# TEFL Thailand



## bertie.sledger (Oct 20, 2013)

Hi all

Looking to go for a 5 month internship teaching in Thailand. Has anyone seen or heard of SEE TEFL?

They sound reputable but would like further advice from people.

Many thanks


----------



## joseph44 (May 4, 2011)

I've heard of SEE TEFL although I've no personal experiences with them.
Usually a TEFL-course takes approx. 6 weeks including the necessary and required 6 hours of teaching practice. 

Maybe there are intern-ships, but after the TEFL course and with the right credentials (at least a Bachelor-degree) you'll find a job pretty easy. 

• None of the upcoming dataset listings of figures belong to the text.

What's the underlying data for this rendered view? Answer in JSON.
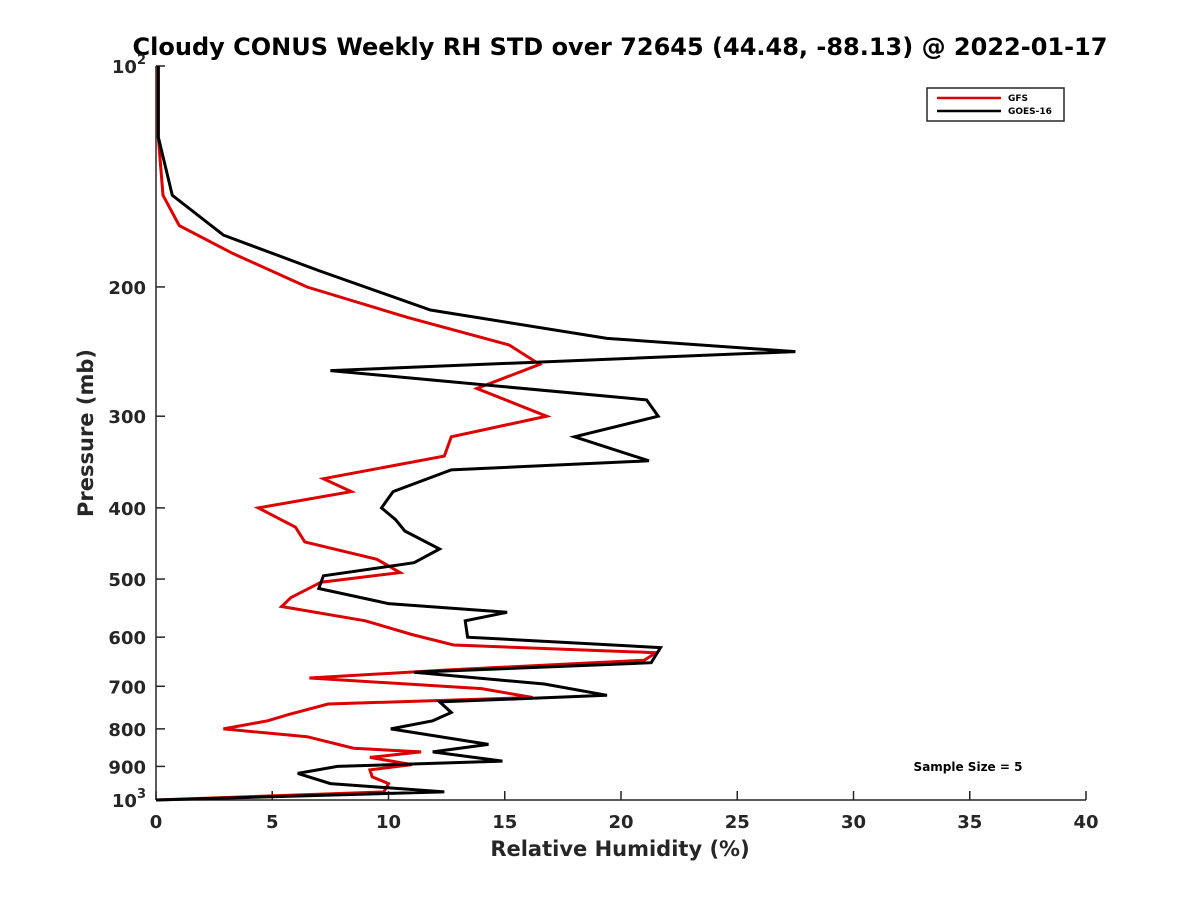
{
  "chart_data": {
    "type": "line",
    "title": "Cloudy CONUS Weekly RH STD over 72645 (44.48, -88.13) @ 2022-01-17",
    "xlabel": "Relative Humidity (%)",
    "ylabel": "Pressure (mb)",
    "xlim": [
      0,
      40
    ],
    "ylim": [
      100,
      1000
    ],
    "yscale": "log",
    "y_reversed": true,
    "x_ticks": [
      "0",
      "5",
      "10",
      "15",
      "20",
      "25",
      "30",
      "35",
      "40"
    ],
    "y_ticks": [
      {
        "value": 100,
        "base": "10",
        "exp": "2"
      },
      {
        "value": 200,
        "label": "200"
      },
      {
        "value": 300,
        "label": "300"
      },
      {
        "value": 400,
        "label": "400"
      },
      {
        "value": 500,
        "label": "500"
      },
      {
        "value": 600,
        "label": "600"
      },
      {
        "value": 700,
        "label": "700"
      },
      {
        "value": 800,
        "label": "800"
      },
      {
        "value": 900,
        "label": "900"
      },
      {
        "value": 1000,
        "base": "10",
        "exp": "3"
      }
    ],
    "grid": false,
    "legend_position": "top-right",
    "annotation": "Sample Size = 5",
    "series": [
      {
        "name": "GFS",
        "color": "#dd0000",
        "points": [
          [
            0.1,
            100
          ],
          [
            0.1,
            125
          ],
          [
            0.3,
            150
          ],
          [
            1.0,
            165
          ],
          [
            3.3,
            180
          ],
          [
            6.5,
            200
          ],
          [
            10.8,
            220
          ],
          [
            15.2,
            240
          ],
          [
            16.5,
            255
          ],
          [
            13.8,
            275
          ],
          [
            16.8,
            300
          ],
          [
            12.7,
            320
          ],
          [
            12.4,
            340
          ],
          [
            7.2,
            365
          ],
          [
            8.4,
            380
          ],
          [
            4.4,
            400
          ],
          [
            6.0,
            425
          ],
          [
            6.4,
            445
          ],
          [
            9.5,
            470
          ],
          [
            10.5,
            490
          ],
          [
            7.1,
            505
          ],
          [
            5.8,
            530
          ],
          [
            5.4,
            545
          ],
          [
            9.0,
            570
          ],
          [
            11.0,
            595
          ],
          [
            12.8,
            615
          ],
          [
            21.5,
            630
          ],
          [
            21.0,
            645
          ],
          [
            12.5,
            665
          ],
          [
            6.6,
            682
          ],
          [
            14.0,
            705
          ],
          [
            16.2,
            725
          ],
          [
            7.4,
            740
          ],
          [
            5.7,
            765
          ],
          [
            4.8,
            780
          ],
          [
            2.9,
            800
          ],
          [
            6.5,
            820
          ],
          [
            8.5,
            850
          ],
          [
            11.4,
            860
          ],
          [
            9.2,
            875
          ],
          [
            11.0,
            895
          ],
          [
            9.2,
            910
          ],
          [
            9.3,
            930
          ],
          [
            10.0,
            950
          ],
          [
            9.8,
            975
          ],
          [
            0.0,
            1000
          ]
        ]
      },
      {
        "name": "GOES-16",
        "color": "#000000",
        "points": [
          [
            0.1,
            100
          ],
          [
            0.1,
            125
          ],
          [
            0.7,
            150
          ],
          [
            2.9,
            170
          ],
          [
            7.0,
            190
          ],
          [
            11.8,
            215
          ],
          [
            19.4,
            235
          ],
          [
            27.5,
            245
          ],
          [
            7.5,
            260
          ],
          [
            21.1,
            285
          ],
          [
            21.6,
            300
          ],
          [
            18.0,
            320
          ],
          [
            21.2,
            345
          ],
          [
            12.7,
            355
          ],
          [
            10.2,
            380
          ],
          [
            9.7,
            400
          ],
          [
            10.3,
            415
          ],
          [
            10.7,
            430
          ],
          [
            12.2,
            455
          ],
          [
            11.1,
            475
          ],
          [
            7.2,
            495
          ],
          [
            7.0,
            515
          ],
          [
            10.0,
            540
          ],
          [
            15.1,
            555
          ],
          [
            13.3,
            570
          ],
          [
            13.4,
            600
          ],
          [
            21.7,
            620
          ],
          [
            21.3,
            650
          ],
          [
            11.1,
            670
          ],
          [
            16.7,
            695
          ],
          [
            19.4,
            720
          ],
          [
            12.2,
            735
          ],
          [
            12.7,
            760
          ],
          [
            11.9,
            780
          ],
          [
            10.1,
            800
          ],
          [
            14.3,
            840
          ],
          [
            11.9,
            860
          ],
          [
            14.9,
            885
          ],
          [
            7.8,
            900
          ],
          [
            6.1,
            920
          ],
          [
            7.5,
            950
          ],
          [
            12.4,
            975
          ],
          [
            0.0,
            1000
          ]
        ]
      }
    ]
  }
}
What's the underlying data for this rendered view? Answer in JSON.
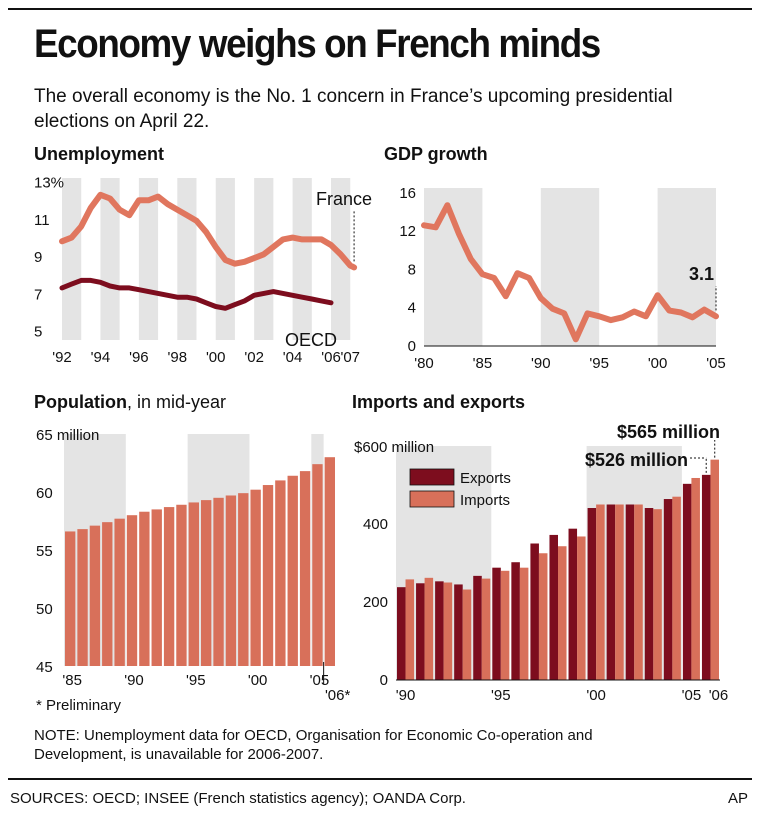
{
  "headline": "Economy weighs on French minds",
  "subhead": "The overall economy is the No. 1 concern in France’s upcoming presidential elections on April 22.",
  "note": "NOTE: Unemployment data for OECD, Organisation for Economic Co-operation and Development, is unavailable for 2006-2007.",
  "sources": "SOURCES: OECD; INSEE (French statistics agency); OANDA Corp.",
  "credit": "AP",
  "colors": {
    "france": "#e0765e",
    "oecd": "#7d0d1e",
    "exports": "#7d0d1e",
    "imports": "#d8705a",
    "band": "#e4e4e4"
  },
  "chart_data": [
    {
      "type": "line",
      "title": "Unemployment",
      "ytick_labels": [
        "13%",
        "11",
        "9",
        "7",
        "5"
      ],
      "yticks": [
        13,
        11,
        9,
        7,
        5
      ],
      "ylim": [
        4.5,
        13.2
      ],
      "xlim": [
        1992,
        2007.3
      ],
      "xticks": [
        1992,
        1994,
        1996,
        1998,
        2000,
        2002,
        2004,
        2006,
        2007
      ],
      "xtick_labels": [
        "'92",
        "'94",
        "'96",
        "'98",
        "'00",
        "'02",
        "'04",
        "'06",
        "'07"
      ],
      "series": [
        {
          "name": "France",
          "x": [
            1992,
            1992.5,
            1993,
            1993.5,
            1994,
            1994.5,
            1995,
            1995.5,
            1996,
            1996.5,
            1997,
            1997.5,
            1998,
            1998.5,
            1999,
            1999.5,
            2000,
            2000.5,
            2001,
            2001.5,
            2002,
            2002.5,
            2003,
            2003.5,
            2004,
            2004.5,
            2005,
            2005.5,
            2006,
            2006.5,
            2007,
            2007.2
          ],
          "y": [
            9.8,
            10.0,
            10.6,
            11.6,
            12.3,
            12.1,
            11.5,
            11.2,
            12.0,
            12.0,
            12.2,
            11.8,
            11.5,
            11.2,
            10.9,
            10.3,
            9.5,
            8.8,
            8.6,
            8.7,
            8.9,
            9.1,
            9.5,
            9.9,
            10.0,
            9.9,
            9.9,
            9.9,
            9.6,
            9.1,
            8.5,
            8.4
          ]
        },
        {
          "name": "OECD",
          "x": [
            1992,
            1992.5,
            1993,
            1993.5,
            1994,
            1994.5,
            1995,
            1995.5,
            1996,
            1996.5,
            1997,
            1997.5,
            1998,
            1998.5,
            1999,
            1999.5,
            2000,
            2000.5,
            2001,
            2001.5,
            2002,
            2002.5,
            2003,
            2003.5,
            2004,
            2004.5,
            2005,
            2005.5,
            2006
          ],
          "y": [
            7.3,
            7.5,
            7.7,
            7.7,
            7.6,
            7.4,
            7.3,
            7.3,
            7.2,
            7.1,
            7.0,
            6.9,
            6.8,
            6.8,
            6.7,
            6.5,
            6.3,
            6.2,
            6.4,
            6.6,
            6.9,
            7.0,
            7.1,
            7.0,
            6.9,
            6.8,
            6.7,
            6.6,
            6.5
          ]
        }
      ],
      "labels": {
        "france": "France",
        "oecd": "OECD"
      },
      "shaded_bands": [
        [
          1992,
          1993
        ],
        [
          1994,
          1995
        ],
        [
          1996,
          1997
        ],
        [
          1998,
          1999
        ],
        [
          2000,
          2001
        ],
        [
          2002,
          2003
        ],
        [
          2004,
          2005
        ],
        [
          2006,
          2007
        ]
      ]
    },
    {
      "type": "line",
      "title": "GDP growth",
      "yticks": [
        0,
        4,
        8,
        12,
        16
      ],
      "ytick_labels": [
        "0",
        "4",
        "8",
        "12",
        "16"
      ],
      "ylim": [
        0,
        16.5
      ],
      "xlim": [
        1980,
        2005
      ],
      "xticks": [
        1980,
        1985,
        1990,
        1995,
        2000,
        2005
      ],
      "xtick_labels": [
        "'80",
        "'85",
        "'90",
        "'95",
        "'00",
        "'05"
      ],
      "series": [
        {
          "name": "GDP growth",
          "x": [
            1980,
            1981,
            1982,
            1983,
            1984,
            1985,
            1986,
            1987,
            1988,
            1989,
            1990,
            1991,
            1992,
            1993,
            1994,
            1995,
            1996,
            1997,
            1998,
            1999,
            2000,
            2001,
            2002,
            2003,
            2004,
            2005
          ],
          "y": [
            12.6,
            12.4,
            14.7,
            11.7,
            9.1,
            7.5,
            7.1,
            5.2,
            7.6,
            7.1,
            5.0,
            3.9,
            3.4,
            0.7,
            3.4,
            3.1,
            2.7,
            3.0,
            3.6,
            3.1,
            5.3,
            3.7,
            3.5,
            3.0,
            3.8,
            3.1
          ]
        }
      ],
      "annotation": {
        "x": 2005,
        "y": 3.1,
        "text": "3.1"
      },
      "shaded_bands": [
        [
          1980,
          1985
        ],
        [
          1990,
          1995
        ],
        [
          2000,
          2005
        ]
      ]
    },
    {
      "type": "bar",
      "title": "Population",
      "subtitle": ", in mid-year",
      "unit_label": "65 million",
      "yticks": [
        45,
        50,
        55,
        60
      ],
      "ytick_labels": [
        "45",
        "50",
        "55",
        "60"
      ],
      "ylim": [
        45,
        65
      ],
      "categories": [
        1985,
        1986,
        1987,
        1988,
        1989,
        1990,
        1991,
        1992,
        1993,
        1994,
        1995,
        1996,
        1997,
        1998,
        1999,
        2000,
        2001,
        2002,
        2003,
        2004,
        2005,
        2006
      ],
      "values": [
        56.6,
        56.8,
        57.1,
        57.4,
        57.7,
        58.0,
        58.3,
        58.5,
        58.7,
        58.9,
        59.1,
        59.3,
        59.5,
        59.7,
        59.9,
        60.2,
        60.6,
        61.0,
        61.4,
        61.8,
        62.4,
        63.0
      ],
      "xtick_labels": [
        {
          "x": 1985,
          "t": "'85"
        },
        {
          "x": 1990,
          "t": "'90"
        },
        {
          "x": 1995,
          "t": "'95"
        },
        {
          "x": 2000,
          "t": "'00"
        },
        {
          "x": 2005,
          "t": "'05"
        }
      ],
      "last_label": "'06*",
      "footnote": "* Preliminary",
      "shaded_bands": [
        [
          1985,
          1990
        ],
        [
          1995,
          2000
        ],
        [
          2005,
          2006
        ]
      ]
    },
    {
      "type": "bar",
      "title": "Imports and exports",
      "unit_label": "$600 million",
      "yticks": [
        0,
        200,
        400
      ],
      "ytick_labels": [
        "0",
        "200",
        "400"
      ],
      "ylim": [
        0,
        600
      ],
      "categories": [
        1990,
        1991,
        1992,
        1993,
        1994,
        1995,
        1996,
        1997,
        1998,
        1999,
        2000,
        2001,
        2002,
        2003,
        2004,
        2005,
        2006
      ],
      "series": [
        {
          "name": "Exports",
          "values": [
            238,
            248,
            253,
            245,
            267,
            288,
            302,
            350,
            372,
            388,
            441,
            450,
            450,
            441,
            464,
            503,
            526
          ]
        },
        {
          "name": "Imports",
          "values": [
            258,
            262,
            250,
            232,
            260,
            280,
            288,
            325,
            343,
            368,
            450,
            450,
            450,
            438,
            470,
            518,
            565
          ]
        }
      ],
      "xtick_labels": [
        {
          "x": 1990,
          "t": "'90"
        },
        {
          "x": 1995,
          "t": "'95"
        },
        {
          "x": 2000,
          "t": "'00"
        },
        {
          "x": 2005,
          "t": "'05"
        },
        {
          "x": 2006,
          "t": "'06"
        }
      ],
      "annotations": [
        {
          "text": "$565 million",
          "series": "Imports"
        },
        {
          "text": "$526 million",
          "series": "Exports"
        }
      ],
      "shaded_bands": [
        [
          1990,
          1995
        ],
        [
          2000,
          2005
        ]
      ]
    }
  ]
}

Apart from teaching English conversation, it is getting more and more common to teach PE, maths and science in English too, so be prepared.


----------



## asianscouser (Feb 14, 2014)

Where are you coming from? TEFL have various courses with various prices, the best one is to contact is in Thailand itself Google it,i think its around 1400 Usd with a supposed Guaranteed job once you have completed the course, a friend of mine paid more for a course through UK TEFL and his job was only guaranteed if he went out and looked for it, i suggest you contact TEFL in Thailand. Then you can give my wife some free lessons  Im English BUT not much of a teacher, haha Anyway , good luck, let me know how you get on! Regards. Ken ( UK Expat )


----------



## joseph44 (May 4, 2011)

I AM from Holland and I COME from the bathroom. 
I am a qualified TEFL teacher and I've been active in TEFL-teacher-education in Thailand.
So please..................


----------